August is here, and so is the first anniversary of Illinois’ first-ever statewide sales tax holiday. However, the holiday will not be repeated in 2011. Why?
Illinois’ first-ever statewide sales tax holiday came in with a bang in 2010, but it left with a whimper.
The tax break, which ran last year from Aug. 6 through Aug. 15, was promoted extensively by Gov. Pat Quinn, then in the midst of a tough re-election campaign.
The governor was effusive in his praise of the 2010 sales tax holiday and how it would help average Illinois families afford back-to-school supplies and clothing.
“Back-to-school shopping can be expensive and difficult for families that are already struggling to make ends meet. ... [T]he sales tax holiday will boost Illinois businesses while helping every child in Illinois get the school supplies they need to succeed in the classroom,” Quinn said last summer.

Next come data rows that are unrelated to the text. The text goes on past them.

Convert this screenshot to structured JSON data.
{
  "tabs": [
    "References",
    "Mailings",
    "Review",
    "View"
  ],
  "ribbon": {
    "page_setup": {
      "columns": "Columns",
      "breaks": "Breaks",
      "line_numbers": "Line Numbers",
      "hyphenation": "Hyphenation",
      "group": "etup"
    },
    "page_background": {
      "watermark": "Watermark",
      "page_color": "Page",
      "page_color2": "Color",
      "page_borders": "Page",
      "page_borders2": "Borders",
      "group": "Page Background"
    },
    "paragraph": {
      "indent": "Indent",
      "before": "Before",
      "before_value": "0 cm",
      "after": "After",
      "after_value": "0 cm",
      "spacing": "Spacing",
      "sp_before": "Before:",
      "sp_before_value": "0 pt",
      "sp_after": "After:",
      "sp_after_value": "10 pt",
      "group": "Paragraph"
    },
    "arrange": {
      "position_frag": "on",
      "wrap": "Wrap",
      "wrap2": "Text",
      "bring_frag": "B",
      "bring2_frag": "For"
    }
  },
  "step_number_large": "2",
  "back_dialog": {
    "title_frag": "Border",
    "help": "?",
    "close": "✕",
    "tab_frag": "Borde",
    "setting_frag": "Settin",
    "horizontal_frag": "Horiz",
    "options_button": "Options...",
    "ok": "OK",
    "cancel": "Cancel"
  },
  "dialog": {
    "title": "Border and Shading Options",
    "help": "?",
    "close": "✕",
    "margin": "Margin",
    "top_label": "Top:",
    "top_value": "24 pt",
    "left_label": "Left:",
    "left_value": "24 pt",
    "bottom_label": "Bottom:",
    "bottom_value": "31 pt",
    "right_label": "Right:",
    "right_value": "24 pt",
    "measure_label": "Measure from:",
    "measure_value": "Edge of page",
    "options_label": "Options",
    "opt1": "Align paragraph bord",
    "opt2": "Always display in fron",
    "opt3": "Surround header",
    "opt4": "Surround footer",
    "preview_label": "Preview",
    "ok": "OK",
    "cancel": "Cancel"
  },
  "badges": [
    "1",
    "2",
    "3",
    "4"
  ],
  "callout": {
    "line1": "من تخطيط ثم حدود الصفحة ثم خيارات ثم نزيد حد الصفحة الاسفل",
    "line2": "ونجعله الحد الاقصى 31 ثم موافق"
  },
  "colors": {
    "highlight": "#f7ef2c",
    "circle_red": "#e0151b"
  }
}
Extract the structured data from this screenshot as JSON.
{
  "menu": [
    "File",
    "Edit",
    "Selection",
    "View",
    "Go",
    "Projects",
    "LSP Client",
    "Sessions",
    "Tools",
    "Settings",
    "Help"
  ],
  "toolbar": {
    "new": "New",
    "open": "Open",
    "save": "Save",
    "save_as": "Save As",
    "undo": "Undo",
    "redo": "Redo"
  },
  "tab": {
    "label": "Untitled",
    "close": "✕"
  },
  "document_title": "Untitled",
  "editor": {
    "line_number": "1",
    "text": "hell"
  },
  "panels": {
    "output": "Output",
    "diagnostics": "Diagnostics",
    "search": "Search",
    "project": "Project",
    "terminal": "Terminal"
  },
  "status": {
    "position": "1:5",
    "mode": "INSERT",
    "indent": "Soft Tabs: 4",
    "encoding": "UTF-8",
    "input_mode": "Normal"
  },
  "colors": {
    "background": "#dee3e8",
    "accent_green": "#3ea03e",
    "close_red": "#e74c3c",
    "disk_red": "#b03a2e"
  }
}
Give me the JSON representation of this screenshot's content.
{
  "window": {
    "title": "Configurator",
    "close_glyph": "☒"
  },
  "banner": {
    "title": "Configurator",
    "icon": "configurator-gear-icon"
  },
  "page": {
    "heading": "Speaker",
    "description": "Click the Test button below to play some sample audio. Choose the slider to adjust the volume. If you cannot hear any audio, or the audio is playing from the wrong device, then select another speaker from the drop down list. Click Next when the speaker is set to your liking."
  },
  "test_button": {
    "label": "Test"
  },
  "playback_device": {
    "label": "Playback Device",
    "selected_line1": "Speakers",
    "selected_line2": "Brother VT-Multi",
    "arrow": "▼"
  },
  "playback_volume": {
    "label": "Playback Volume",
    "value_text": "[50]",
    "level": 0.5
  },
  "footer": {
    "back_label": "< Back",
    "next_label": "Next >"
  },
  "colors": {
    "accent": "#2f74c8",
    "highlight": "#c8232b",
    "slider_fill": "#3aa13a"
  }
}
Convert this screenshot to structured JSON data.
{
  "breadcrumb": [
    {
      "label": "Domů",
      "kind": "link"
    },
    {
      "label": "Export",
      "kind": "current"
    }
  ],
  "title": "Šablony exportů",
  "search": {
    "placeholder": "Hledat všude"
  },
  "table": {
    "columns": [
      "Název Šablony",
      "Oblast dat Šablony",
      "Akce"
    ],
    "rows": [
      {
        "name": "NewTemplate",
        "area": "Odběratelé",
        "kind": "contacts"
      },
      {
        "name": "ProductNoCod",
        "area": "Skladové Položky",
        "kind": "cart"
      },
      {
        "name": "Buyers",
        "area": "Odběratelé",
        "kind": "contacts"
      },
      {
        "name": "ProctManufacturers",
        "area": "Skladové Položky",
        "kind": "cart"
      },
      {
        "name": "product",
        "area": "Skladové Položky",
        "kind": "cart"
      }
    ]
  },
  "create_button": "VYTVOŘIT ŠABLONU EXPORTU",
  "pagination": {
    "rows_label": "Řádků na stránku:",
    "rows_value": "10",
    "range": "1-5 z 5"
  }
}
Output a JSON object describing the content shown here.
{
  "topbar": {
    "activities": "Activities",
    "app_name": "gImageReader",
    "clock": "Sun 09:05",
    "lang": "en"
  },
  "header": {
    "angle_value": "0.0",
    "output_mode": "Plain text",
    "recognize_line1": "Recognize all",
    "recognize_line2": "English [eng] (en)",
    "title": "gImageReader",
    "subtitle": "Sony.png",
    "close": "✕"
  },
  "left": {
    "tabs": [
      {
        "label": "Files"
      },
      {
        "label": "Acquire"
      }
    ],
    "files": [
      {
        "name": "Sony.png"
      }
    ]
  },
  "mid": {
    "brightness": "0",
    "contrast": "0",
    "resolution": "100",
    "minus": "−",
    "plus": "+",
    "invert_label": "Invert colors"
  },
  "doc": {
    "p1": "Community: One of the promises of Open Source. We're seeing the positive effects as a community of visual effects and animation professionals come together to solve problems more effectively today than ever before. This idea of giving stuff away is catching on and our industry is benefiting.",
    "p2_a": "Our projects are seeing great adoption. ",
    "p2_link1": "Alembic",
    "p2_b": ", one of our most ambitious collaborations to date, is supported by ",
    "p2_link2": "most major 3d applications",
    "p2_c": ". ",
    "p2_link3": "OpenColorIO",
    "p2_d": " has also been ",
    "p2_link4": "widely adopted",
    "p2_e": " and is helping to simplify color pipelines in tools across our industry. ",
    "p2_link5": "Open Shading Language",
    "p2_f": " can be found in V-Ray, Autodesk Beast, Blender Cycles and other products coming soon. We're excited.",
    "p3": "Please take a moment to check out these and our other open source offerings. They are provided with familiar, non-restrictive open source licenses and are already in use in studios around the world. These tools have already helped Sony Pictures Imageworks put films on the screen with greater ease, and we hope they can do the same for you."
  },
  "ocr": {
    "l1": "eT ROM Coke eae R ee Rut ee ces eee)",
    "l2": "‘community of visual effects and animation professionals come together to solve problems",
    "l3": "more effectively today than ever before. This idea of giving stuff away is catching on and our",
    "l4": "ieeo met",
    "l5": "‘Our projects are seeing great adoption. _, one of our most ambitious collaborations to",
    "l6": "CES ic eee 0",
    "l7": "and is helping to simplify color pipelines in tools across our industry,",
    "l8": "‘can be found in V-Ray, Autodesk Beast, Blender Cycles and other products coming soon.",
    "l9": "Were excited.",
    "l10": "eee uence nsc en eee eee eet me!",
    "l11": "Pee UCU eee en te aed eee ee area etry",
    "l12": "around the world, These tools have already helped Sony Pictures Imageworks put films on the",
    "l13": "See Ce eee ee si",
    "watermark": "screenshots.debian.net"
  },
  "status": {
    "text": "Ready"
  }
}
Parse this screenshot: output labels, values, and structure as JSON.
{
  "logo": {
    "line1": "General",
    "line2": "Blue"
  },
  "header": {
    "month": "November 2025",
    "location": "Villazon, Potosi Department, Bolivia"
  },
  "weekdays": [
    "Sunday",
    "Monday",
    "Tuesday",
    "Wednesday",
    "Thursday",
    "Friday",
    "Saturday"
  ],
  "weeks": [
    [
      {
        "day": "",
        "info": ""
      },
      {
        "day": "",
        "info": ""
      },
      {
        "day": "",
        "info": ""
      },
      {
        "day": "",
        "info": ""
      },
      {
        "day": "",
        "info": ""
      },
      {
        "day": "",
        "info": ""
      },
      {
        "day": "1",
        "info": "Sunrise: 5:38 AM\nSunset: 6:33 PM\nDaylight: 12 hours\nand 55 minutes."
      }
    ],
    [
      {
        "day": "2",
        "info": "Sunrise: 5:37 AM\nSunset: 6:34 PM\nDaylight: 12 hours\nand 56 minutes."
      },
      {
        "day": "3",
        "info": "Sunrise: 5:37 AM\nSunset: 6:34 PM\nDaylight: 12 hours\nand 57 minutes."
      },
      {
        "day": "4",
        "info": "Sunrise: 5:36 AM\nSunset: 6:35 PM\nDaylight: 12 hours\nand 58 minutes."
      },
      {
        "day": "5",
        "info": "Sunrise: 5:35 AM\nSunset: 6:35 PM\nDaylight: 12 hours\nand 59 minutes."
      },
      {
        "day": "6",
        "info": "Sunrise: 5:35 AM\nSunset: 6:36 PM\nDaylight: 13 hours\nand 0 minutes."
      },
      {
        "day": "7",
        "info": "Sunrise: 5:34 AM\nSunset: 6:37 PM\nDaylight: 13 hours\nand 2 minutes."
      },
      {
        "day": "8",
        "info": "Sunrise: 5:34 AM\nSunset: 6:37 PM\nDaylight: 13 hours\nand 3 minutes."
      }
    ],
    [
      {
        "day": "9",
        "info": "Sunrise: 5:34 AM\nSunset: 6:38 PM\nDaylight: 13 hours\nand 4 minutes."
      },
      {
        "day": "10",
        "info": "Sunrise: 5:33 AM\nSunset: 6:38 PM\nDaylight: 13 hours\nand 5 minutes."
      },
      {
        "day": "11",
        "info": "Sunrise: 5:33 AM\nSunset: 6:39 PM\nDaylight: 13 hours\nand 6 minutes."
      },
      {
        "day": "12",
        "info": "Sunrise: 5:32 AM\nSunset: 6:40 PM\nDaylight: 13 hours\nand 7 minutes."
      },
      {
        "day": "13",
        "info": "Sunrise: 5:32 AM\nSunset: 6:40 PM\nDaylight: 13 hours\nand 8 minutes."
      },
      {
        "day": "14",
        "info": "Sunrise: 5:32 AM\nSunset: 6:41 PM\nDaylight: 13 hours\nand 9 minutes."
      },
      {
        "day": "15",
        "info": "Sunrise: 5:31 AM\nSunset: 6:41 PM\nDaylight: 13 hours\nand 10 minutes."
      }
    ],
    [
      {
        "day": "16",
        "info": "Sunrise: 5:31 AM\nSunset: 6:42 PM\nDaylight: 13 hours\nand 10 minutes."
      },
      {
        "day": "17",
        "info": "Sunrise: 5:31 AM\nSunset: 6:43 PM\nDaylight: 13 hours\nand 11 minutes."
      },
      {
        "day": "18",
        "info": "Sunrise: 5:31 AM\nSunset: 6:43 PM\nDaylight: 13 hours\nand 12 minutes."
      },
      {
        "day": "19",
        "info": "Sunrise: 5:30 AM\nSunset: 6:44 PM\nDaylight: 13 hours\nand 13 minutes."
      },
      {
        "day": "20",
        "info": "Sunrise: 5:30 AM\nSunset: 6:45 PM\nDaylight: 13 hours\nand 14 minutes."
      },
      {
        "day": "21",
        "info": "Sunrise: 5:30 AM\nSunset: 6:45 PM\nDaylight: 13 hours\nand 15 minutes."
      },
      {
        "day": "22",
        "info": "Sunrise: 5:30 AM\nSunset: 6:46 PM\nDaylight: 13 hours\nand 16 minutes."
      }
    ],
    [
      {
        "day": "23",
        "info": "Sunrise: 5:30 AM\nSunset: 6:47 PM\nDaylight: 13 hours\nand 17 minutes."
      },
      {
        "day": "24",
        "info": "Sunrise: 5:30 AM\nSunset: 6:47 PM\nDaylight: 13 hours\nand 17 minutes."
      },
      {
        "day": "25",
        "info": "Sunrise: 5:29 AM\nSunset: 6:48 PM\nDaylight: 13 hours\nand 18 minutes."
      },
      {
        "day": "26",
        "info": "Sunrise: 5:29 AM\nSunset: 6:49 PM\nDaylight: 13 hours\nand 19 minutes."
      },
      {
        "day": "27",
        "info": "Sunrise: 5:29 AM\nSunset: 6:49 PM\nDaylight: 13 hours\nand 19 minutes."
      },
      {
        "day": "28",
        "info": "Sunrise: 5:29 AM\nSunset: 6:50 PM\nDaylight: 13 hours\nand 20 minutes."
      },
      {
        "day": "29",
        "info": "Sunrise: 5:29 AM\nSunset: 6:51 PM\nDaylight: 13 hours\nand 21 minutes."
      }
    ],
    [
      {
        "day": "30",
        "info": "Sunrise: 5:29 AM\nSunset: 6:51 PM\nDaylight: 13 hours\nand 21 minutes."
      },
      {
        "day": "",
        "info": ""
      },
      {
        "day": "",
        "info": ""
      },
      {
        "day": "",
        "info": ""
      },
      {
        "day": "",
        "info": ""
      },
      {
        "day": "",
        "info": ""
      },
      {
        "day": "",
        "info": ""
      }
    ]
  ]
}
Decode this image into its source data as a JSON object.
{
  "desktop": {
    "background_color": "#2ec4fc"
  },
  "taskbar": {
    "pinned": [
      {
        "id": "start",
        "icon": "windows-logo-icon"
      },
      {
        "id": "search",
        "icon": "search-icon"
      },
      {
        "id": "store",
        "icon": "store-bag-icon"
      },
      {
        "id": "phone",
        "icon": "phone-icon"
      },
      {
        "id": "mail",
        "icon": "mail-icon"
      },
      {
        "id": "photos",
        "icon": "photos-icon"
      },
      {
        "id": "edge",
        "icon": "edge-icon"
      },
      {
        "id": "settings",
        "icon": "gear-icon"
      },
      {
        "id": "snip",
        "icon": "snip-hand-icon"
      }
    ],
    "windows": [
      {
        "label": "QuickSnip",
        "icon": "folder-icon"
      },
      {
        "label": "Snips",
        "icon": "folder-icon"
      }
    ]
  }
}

The governor visited retail stores during the 10-day sales tax holiday to remind shoppers of the tax break and help merchants drum up business.
A website was established for Illinoisans to consult regarding which items did and didn’t qualify for the 5 percent discount (equivalent to the state’s portion of the sales tax normally charged on purchases).
And Quinn’s people in the Department of Revenue pointed out that Illinois’ sales tax holiday was longer than competing holidays in Iowa and Missouri, so Illinoisans had a longer window of opportunity to reap the savings.
Because of Quinn’s efforts, a lot of families were aware of the tax break and took advantage of it.
That was then; this is now.
August is here. Illinois families once again are preparing for the upcoming school year. School supplies must be purchased, along with apparel for students, many of whom have grown taller since spring.
Any chance of a repeat of the statewide sales tax holiday?
Not this year.
The governor has said nary a peep about it, because the Illinois General Assembly didn’t reauthorize the tax holiday. Frankly, we don’t recall the governor pushing very hard for a reauthorization, either.
What’s different in 2011?
The economy still isn’t very robust.
Families still are struggling to make ends meet, and back-to-school shopping remains “expensive and difficult,” to use Quinn’s words from last year.
Besides, the state has had a hefty chunk of new money coming in since January, after the Legislature approved and Quinn signed big increases in income tax rates for individuals and businesses.
So, you’d think it would have been even easier this year than last for the state to give back-to-school shoppers a temporary sales tax break.
The cynic might point out that last year was an election year, and this year isn’t.
But surely that wouldn’t be the reason the governor and Legislature forgot all about extending the sales tax holiday in 2011.